Galaxy evolution and Stellar Populations

Members

Dr Anne Sansom

Dr Mark Norris

Stellar Populations and Dust in Early-type (E/S0) Galaxies.

Populations of stars in galaxies can tell us a lot about the formation and evolution of galaxies and their various structural components. Spiral galaxies are complex systems, with multiple components including disks, bulges, bars and spiral arms, whereas spheroidal galaxies such as dwarf spheroidals and dwarf and giant ellipticals are dominated by a single structural component. Early-type galaxies consist of elliptical (E) and lenticular (S0) galaxies that generally have lower levels of on-going star formation than spiral galaxies. However, exactly when their stars were made is hard to uncover. In most external galaxies we cannot resolve individual stars, but instead we observe the light from populations of stars. Unravelling the information contained in this composite starlight requires high signal-to-noise spectroscopic observations, combined with state-of-the-art models of stellar populations. Bringing these components together is research carried out by Anne Sansom (see her internal page ), a senior lecturer in the JHI, working with international collaborators in Spain and Brazil on the MILES consortium (see http://miles.iac.es/) . This interface between stars and galaxies involves observations and analysis of stellar spectra, with the aim of making accurate predictions from the resulting libraries of star spectra and parameters. An example showing elemental abundance patterns measured for individual stars in the MILES library is shown in Figure 1. This shows the ratio of magnesium-to-iron abundances versus their iron abundances, as measured from optical spectra of stars within our own Galaxy. Stellar libraries, such as MILES, are currently being investigated for the best ways to accurately mimic different environments in external galaxies and so produce accurate predictions for simple populations of stars.
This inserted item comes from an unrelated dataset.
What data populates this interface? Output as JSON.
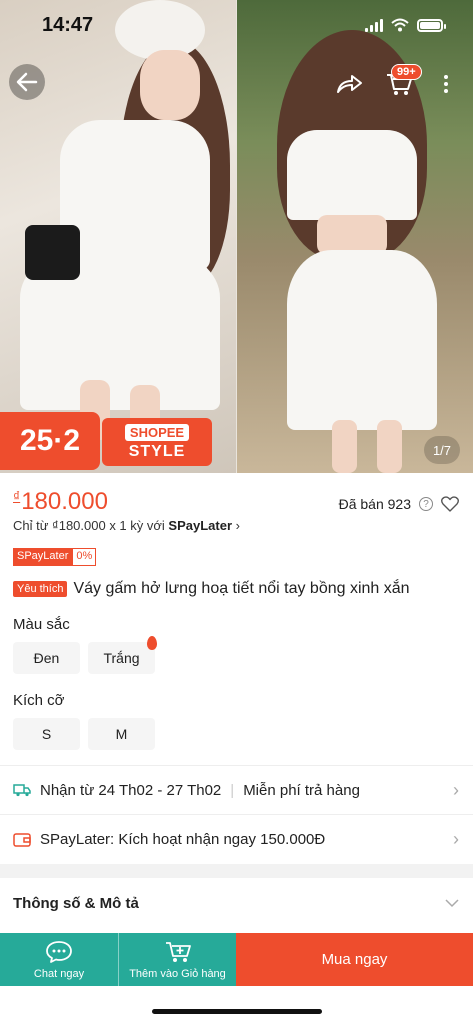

These predictions can be combined according to a star formation history and fit to composite light spectra of unresolved populations of stars in external galaxies to reveal when the stars were made and the abundance patterns of heavy elements, produced by different types of supernovae during their lifetimes. In this way the mystery of galaxy assembly is being uncovered. As an example of one galaxy being studied, spectroscopic data from the Robert Stobie Spectrograph on the SALT telescope (see http://www.star.uclan.ac.uk/~aes/SALT/index.html ) is shown in Figure 2.

Figure 1. [Mg/Fe] abundance ratio for stars in the MILES stellar library. Measured from high or medium resolution spectra (Milone et al. 2011, MNRAS, 414, 1227). This pattern of magnesium- to-iron element abundance ratios, shown on logarithmic scales for individual stars of low to high iron abundance ([Fe/H]), reflects the history of when and where they were made in our Galaxy. The Sun is located at (0,0) on this plot. We can use such well characterised stars to interpret the spectra of galaxies for which we only see the composite light from unresolved star populations.

Figure 2.Blue spectrum of an early-type galaxy (NGC 59) containing young stars, obtained with the Southern African Large Telescope (SALT). This plot was made by Michael Deakin, a 3rd year Mathematics student at UCLan, during a summer internship supervised by Anne Sansom and funded by the RAS.

Anne Sansom and others at UCLan are members of a large collaboration called GAMA (Galaxy and Mass Assembly, see: http://www.gama-survey.org/ ), which is uncovering the statistical properties of galaxies of different types and in different environments. Members of the team based at Durham University have made some movies of the distribution of GAMA galaxies in the local Universe (see http://astro.dur.ac.uk/~ams/GamaMovie/GAMA2.html ). Multi-waveband imaging, spectroscopy and a host of derived measurements are available for these galaxies to help us understand the properties of their stellar populations and when they were formed. Another survey, with the Herschel Space Observatory is identifying the properties of these galaxies at sub-millimetre wavelengths. PhD student Nicola Agius (see: http://www.star.uclan.ac.uk/~nka/index.html ) is using results from these Herschel-ATLAS (see: http://www.h-atlas.org/ ) and GAMA surveys to help constrain the amount of dust and star formation in a large sample of E and S0 galaxies – see Figure 3 for some example images. The amounts of dust being found exceed expectations and are correlated with the UV-optical colours, indicative of on-going star formation in these early-type galaxies; which were formerly thought to contain little or no dust and star formation. Figure 4 illustrates some of these results.

Figure 3. Examples of early-type galaxies studied in GAMA and Herschel-ATLAS surveys. The optical light is from red, blue and green combined GAMA/SDSS images of 3 elliptical and 3 lenticular galaxies. Superimposed contours represent the 250 m Herschel SPIRE detections of the same galaxy and point spread function sizes are shown.

 

Figure 4.Correlation between dust-to-star mass radio (Md/M*) and GALEX near UV-to-optical colour (NUV-r). Galaxies of different stellar mass are denoted by their colour. This plot shows that bluer colour and higher dust-to-stellar mass ratio preferentially occurs in less massive galaxies (Agius et al. 2013, MNRAS, 431, 1929).